Fortunately, however, there were also many many
very cool video stores in Austin, where I lived for the past couple of years. But then we moved to Kyle, TX, and though there is a Movie Gallery here, we've never been. Since moving here that whole Netflix thing happened. And we also have HBO and Cinemax on Demand. And for the past few years we've been really into buying series TV (like Buffy, the Sopranos, and the Gilmore Girls) on DVD. I haven't been to a video store in almost a year. And I haven't been to a blockbuster for the past two or three.

Now, just looking at Blockbuster makes me depressed. The same old blue and yellow decor is tired, and the stores are always too bright. The multiple copies of really horrible recent "blockbusters" are simply devastating, and no matter what they say about their stupid late fees, I know they are lying. If I had all the money I've paid in late fees to Blockbuster over the years I could probably buy a Porsche. But even if I put my resentment about late fees aside, I really can't get past the look of those stores and how they make me feel. Purgatory probably looks and feels like the inside of a Blockbuster.

Interestingly, the wave of the future isn't Netflix, but is probably video on demand. I think Netflix is most likely a transitional species. Soon we'll probably just order any video we want with our tv remotes.

And even though retail *as* entertainment will likely remain strong, retail *for* entertainment is increasingly inconsistent. Big chain bookstores (which also sell coffee, cds, and dvds) may be the exception, and a few major music retailers like the Towers and HMVs and Virgin Megastores seem to be doing okay. But the Blockbusters and Sam Goodys really seem like antiques. While major cities will always have at least a few independent retail outlets for movies, music, and books, I'm not sure if the same will always be true for medium sized cities and suburbs.


Andrew said...

I know what you mean. I live two blocks from a Blockbuster and I still never go. It's amazing how much they don't have. They'll have like fifty copies of "Maid in Manhattan," but then they'll be missing, like, The Godfather. Anyway, the thing I like most about Netflix is that they have everything, including all of those cool films from The Criterion Collection. I only wish the turnaround time was faster.

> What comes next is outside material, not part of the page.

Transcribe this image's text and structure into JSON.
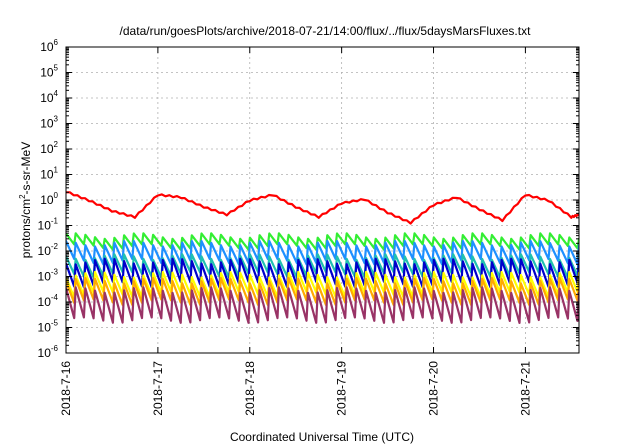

I think you're right that movies on demand will soon take over, but somehow this seems sad to me. Like you, I've always enjoyed the ritual of going to the video store, or now, of going to my mail box and finding a little red envelope from Netflix. I like being able to hold the disk and put it in the DVD player and stop it whenever I like. And of course, as you know, I like owning the disks too, and having all of the cover art, etc. I just wonder if something won't be lost when this movie-on-demand thing happens.

femme feral said...

You know, I think people will continue to buy DVDs; they are so fun!!! Especially the special features.

My hunch is that people will use video on demand services for movies they want to see but are not really interested in owning.